During the last decade, Network Science has matured into an established research field, providing a plethora of tools for modeling and analyzing complex systems. In particular, the field of spectral graph theory has been instrumental in the development of a wide array of powerful network analysis techniques, such as spectral graph partitioning, community detection, and ranking techniques (including Google's PageRank). Furthermore, spectral-graph properties are directly related to the dynamical behavior of many networked processes, such as synchronization of oscillators, multi-agent coordination, and viral spreading processes. The goal of this project is to develop a novel computational framework based on recent results from algebraic graph theory and real algebraic geometry to infer global spectral properties of dynamical relevance from local structural information.
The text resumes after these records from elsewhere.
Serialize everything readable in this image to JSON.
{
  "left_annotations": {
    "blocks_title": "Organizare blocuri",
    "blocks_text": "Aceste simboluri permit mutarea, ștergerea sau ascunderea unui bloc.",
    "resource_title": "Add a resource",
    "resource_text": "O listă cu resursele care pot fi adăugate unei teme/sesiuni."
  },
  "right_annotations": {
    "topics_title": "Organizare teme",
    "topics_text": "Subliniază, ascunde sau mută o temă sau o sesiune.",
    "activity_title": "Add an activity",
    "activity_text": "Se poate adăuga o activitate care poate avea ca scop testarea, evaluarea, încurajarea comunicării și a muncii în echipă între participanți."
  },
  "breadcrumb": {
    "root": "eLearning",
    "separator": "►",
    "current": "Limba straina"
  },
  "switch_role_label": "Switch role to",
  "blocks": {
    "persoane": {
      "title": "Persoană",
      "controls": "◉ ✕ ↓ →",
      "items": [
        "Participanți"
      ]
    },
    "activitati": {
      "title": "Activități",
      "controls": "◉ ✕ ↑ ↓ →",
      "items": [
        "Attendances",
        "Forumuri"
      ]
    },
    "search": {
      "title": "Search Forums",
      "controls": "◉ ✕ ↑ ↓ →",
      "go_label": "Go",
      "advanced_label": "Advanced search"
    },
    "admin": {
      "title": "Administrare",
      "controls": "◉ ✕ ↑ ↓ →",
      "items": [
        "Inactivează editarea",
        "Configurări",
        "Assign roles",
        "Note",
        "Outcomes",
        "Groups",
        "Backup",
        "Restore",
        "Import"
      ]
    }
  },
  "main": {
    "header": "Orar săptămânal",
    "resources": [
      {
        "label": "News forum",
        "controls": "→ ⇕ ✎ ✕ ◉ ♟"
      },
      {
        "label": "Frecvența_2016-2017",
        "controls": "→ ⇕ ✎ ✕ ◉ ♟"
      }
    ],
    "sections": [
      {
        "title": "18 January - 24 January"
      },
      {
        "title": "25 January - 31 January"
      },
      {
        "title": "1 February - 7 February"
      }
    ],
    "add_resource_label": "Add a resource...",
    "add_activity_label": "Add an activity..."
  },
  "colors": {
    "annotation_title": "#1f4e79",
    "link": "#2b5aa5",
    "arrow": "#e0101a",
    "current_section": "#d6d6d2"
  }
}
Theoretical advancements in this proposal will go hand-in-hand with the development of scalable algorithms for spectral analysis of large networked systems. Furthermore, an important part of this proposal will be focused on developing efficient strategies to design secure and resilient critical networked systems and infrastructures. Examples of particular design problems that will be considered are the design of efficient topologies to facilitate in-network coordination in multi-agent robotic systems, as well as the design of network interventions to contain viral processes in human contact networks, and financial shock in economic networks. During the course of this proposal, the PI will address a number of fundamental open theoretical problems, as well as explore the application of newly developed techniques to a diverse array of network control problems in collaborations with domain-specific experts.